Reflets fragmentés de la Basilique Notre-Dame dans les flaques d'eau sur les pavés inégaux de la rue Saint-Paul

Comme on peut le voir, les pavés inégaux brisent le reflet en une composition abstraite, où les couleurs chaudes des lumières se mêlent au bleu du ciel. C’est ici que la photographie transcende la simple reproduction pour devenir interprétation. Cherchez ces juxtapositions de textures : la pierre ancienne, l’eau scintillante, la brique rugueuse. C’est dans ces détails que réside la véritable poésie visuelle du Vieux-Montréal.

Grand angle ou 50mm : quel est le meilleur compagnon pour la photo de rue ?

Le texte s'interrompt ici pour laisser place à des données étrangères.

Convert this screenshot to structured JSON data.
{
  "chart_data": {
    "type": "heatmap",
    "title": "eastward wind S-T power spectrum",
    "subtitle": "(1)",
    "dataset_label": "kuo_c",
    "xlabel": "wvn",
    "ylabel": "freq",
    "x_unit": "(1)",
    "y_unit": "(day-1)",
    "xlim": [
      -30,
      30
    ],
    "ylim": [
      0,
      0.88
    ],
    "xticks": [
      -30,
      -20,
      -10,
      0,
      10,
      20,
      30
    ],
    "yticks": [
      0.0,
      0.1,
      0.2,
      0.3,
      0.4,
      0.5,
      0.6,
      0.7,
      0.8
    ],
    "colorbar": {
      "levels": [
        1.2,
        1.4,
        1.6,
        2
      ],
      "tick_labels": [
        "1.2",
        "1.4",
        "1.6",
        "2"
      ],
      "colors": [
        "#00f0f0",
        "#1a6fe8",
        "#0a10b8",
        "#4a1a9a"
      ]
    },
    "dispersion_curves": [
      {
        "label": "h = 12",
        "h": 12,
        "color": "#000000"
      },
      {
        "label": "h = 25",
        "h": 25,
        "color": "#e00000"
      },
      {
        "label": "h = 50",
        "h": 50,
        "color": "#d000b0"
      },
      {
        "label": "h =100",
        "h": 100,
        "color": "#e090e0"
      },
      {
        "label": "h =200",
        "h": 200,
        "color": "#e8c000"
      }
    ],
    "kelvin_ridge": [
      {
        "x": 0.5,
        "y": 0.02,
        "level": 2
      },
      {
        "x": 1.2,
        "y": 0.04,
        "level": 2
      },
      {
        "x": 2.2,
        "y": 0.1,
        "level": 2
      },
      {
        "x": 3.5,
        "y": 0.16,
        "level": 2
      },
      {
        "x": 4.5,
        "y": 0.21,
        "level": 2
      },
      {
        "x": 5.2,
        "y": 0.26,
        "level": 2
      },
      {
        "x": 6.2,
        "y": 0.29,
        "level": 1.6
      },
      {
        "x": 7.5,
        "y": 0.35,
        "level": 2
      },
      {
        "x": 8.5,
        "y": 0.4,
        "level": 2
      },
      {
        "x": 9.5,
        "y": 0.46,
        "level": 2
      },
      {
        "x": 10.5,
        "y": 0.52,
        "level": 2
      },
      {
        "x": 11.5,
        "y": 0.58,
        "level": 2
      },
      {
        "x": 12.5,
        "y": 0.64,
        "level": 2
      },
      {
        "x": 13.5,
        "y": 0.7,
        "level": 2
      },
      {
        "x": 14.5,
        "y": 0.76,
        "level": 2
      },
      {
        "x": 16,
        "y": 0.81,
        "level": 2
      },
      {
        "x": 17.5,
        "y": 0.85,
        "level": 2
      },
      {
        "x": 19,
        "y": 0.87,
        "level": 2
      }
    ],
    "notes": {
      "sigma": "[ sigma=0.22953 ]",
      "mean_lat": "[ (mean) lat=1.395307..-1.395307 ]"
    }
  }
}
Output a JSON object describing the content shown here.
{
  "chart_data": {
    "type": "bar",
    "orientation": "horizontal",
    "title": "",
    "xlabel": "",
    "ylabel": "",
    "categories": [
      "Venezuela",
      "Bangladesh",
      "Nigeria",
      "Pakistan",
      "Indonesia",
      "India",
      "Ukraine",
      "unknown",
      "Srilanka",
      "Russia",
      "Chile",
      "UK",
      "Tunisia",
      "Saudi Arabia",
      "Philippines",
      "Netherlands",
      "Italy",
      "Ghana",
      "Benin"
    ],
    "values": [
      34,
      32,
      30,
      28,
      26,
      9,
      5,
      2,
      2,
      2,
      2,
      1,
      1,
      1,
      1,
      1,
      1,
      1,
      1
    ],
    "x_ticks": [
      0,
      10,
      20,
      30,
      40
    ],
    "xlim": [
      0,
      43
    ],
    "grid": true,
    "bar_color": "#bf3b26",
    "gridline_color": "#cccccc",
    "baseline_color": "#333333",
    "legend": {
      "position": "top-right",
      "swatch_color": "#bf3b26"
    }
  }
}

La question du choix de l’objectif en photographie de rue est un débat sans fin. Faut-il un grand angle pour capturer l’ampleur de la scène ou une focale standard pour s’isoler sur un détail ? La réponse, surtout à Montréal, n’est pas l’un ou l’autre, mais plutôt : quelle histoire voulez-vous raconter ? Chaque focale est un outil narratif avec ses forces et ses faiblesses, particulièrement adaptées à la géographie variée de la ville.

Le grand angle (type 24mm ou 35mm) est l’objectif du contexte. Il excelle pour immerger le spectateur dans la scène. Pensez à la Place des Festivals, où il peut capturer à la fois l’installation lumineuse, l’architecture environnante et la foule. Dans les ruelles étroites du Plateau ou du Mile End, il permet d’exagérer les perspectives des escaliers en colimaçon, créant des lignes de fuite dramatiques. Son inconvénient majeur est la distorsion : si vous êtes trop près d’un sujet humain, vous risquez de le déformer. Il faut donc être au cœur de l’action, ce qui demande une certaine audace.

Le 50mm, souvent appelé « focale standard », offre une perspective très proche de celle de l’œil humain. C’est l’objectif de l’intimité. Il est parfait pour isoler un sujet de son environnement, créant un flou d’arrière-plan (bokeh) qui met en valeur une expression, un geste, une interaction. Imaginez-vous au marché Jean-Talon ou Atwater : le 50mm est idéal pour capturer le portrait d’un marchand, le détail d’un étal de légumes, ou un couple partageant un moment, sans l’agitation visuelle alentour. Il demande de mieux composer, car on ne peut pas tout inclure dans le cadre.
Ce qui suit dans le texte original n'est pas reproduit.